E se você não viu Bait/Isca, procure e veja, uma obra de arte linda, filmada em 16mm, sobre a gentrificação de uma vila de pescadores no interior da Inglaterra.
Rose of Nevada é o terceiro filme de sua trilogia dos pescadores, como estão chamando, junto de Bait e Enys Men.
O que primeiro me impressinou em Rose of Nevada foi que enquanto diretores normalmente ousam esteticamente em seus primeiros filmes e quando conseguem dinheiro e prestígio, deixam a ousadia de lado, Jenkin dobre a posta.
Rose of Nevada também é um filme sobre uma vila de pescadores e o título é o nome de um barco que sumiu no mar, 30 anos antes da história.
Do nada, Rose of Nevada reaparece na cidadezinha e 2 homens, Nick (George MacKay) e Liam (Callum Turner, também conhecido como Duo Lipo, marido da cantora que a gente tanto ama), conseguem trabalho de pescadores e saem para o mar no navio fantasma, que não é, mas é o único barcom que volta ao porto cheio de peixes, como acontecia 30 anos atrás, quando o mar ainda era lotado de vida e não mais o lugar ermo que é hoje em dia.
O pequeno problema é que quando Rose of Nevada volta ao porto da vila, o tempo voltou 30 anos.
Foi como se a vida do barco tivesse continuado 30 anos antes. E Mick e Liam são recebidos 30 anos antes como outras pessoas. E se perdem.
Eles não sabem o que aconteceu, como aconteceu e ficam perdidos sobre como lidarem com essa viagem no tempo.
Enquanto um respira fundo e entra na história de alguém que o reconhece como namorado, o outro volta a sua casa que ainda não é e que um dia será, lida com as pessoas que o tratam como o filho que se matou depois do sumiço do barco, mas que ainda não morreu, naqueles dia de 30 anos atrás onde ele vive agora.

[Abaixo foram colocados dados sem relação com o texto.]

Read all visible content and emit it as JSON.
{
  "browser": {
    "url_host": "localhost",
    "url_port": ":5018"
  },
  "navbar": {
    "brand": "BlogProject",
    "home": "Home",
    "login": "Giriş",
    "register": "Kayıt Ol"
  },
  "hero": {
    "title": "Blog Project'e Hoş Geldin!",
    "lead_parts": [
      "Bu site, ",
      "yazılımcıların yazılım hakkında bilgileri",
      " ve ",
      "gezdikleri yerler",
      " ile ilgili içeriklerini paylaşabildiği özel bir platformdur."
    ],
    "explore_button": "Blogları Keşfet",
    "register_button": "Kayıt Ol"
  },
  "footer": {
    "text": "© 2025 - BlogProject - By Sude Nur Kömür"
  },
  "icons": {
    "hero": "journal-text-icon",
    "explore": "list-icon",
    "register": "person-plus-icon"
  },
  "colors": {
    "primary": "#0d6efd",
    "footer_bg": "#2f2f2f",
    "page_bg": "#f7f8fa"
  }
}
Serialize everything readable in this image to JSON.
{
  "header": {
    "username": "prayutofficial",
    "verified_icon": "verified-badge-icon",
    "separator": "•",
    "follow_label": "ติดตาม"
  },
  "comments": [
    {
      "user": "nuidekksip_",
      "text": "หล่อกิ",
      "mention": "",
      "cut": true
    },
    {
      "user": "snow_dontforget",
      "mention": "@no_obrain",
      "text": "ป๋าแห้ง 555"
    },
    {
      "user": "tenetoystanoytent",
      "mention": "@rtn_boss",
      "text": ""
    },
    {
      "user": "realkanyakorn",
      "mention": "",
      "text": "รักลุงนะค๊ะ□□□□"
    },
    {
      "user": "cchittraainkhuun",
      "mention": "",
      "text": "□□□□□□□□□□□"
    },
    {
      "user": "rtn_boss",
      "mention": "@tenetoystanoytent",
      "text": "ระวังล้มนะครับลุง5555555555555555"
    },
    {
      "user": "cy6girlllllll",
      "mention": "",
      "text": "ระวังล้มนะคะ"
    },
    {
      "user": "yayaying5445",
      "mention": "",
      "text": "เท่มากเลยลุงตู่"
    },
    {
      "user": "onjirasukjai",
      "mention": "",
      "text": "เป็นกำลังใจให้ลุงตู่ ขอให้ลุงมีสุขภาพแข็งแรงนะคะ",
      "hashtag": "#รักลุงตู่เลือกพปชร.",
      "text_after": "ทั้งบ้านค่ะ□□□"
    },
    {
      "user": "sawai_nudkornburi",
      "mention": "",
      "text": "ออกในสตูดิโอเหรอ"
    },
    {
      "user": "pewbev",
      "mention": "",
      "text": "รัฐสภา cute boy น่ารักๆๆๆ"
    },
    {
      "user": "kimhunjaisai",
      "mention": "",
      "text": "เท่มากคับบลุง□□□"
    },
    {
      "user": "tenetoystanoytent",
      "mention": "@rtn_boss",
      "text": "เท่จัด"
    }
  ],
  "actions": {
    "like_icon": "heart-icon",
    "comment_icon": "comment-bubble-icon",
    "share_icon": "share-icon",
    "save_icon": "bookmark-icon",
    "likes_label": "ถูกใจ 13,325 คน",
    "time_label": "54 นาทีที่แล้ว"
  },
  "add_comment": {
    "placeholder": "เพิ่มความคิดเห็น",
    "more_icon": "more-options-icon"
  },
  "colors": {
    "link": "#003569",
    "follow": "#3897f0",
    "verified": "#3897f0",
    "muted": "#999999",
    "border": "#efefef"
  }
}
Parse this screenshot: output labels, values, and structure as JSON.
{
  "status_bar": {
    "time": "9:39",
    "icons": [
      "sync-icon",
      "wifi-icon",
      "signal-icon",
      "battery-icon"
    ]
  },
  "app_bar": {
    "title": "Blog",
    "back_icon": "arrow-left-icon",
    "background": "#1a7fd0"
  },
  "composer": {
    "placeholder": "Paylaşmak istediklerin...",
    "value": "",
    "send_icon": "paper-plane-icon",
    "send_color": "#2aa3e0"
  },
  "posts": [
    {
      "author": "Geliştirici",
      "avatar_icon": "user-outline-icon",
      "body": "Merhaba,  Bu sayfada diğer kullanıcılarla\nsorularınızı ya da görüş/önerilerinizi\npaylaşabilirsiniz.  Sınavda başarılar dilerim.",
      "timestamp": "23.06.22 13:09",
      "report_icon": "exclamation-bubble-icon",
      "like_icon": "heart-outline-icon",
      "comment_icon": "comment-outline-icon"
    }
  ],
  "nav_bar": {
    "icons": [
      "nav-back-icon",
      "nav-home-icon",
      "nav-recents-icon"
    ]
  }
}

Rose of Nevada é uma ficção científica maravilhosa, filosofia pura, com cara de filminho experimental que usa essa estética para se aprofundar em uma ideia não óbvia, muito pelo contrário, em uma ideia que até choca quem vê o filme.
Eu esperava uma coisa, ao começar o filme e logo vieram as sacudidas do roteiro que me tiraram o chão, mostrando descaradamente, o melhor sentido, que Jenkin, como sempre, manipula seu público brilhantemente, como fazem os grandes diretores de cinema.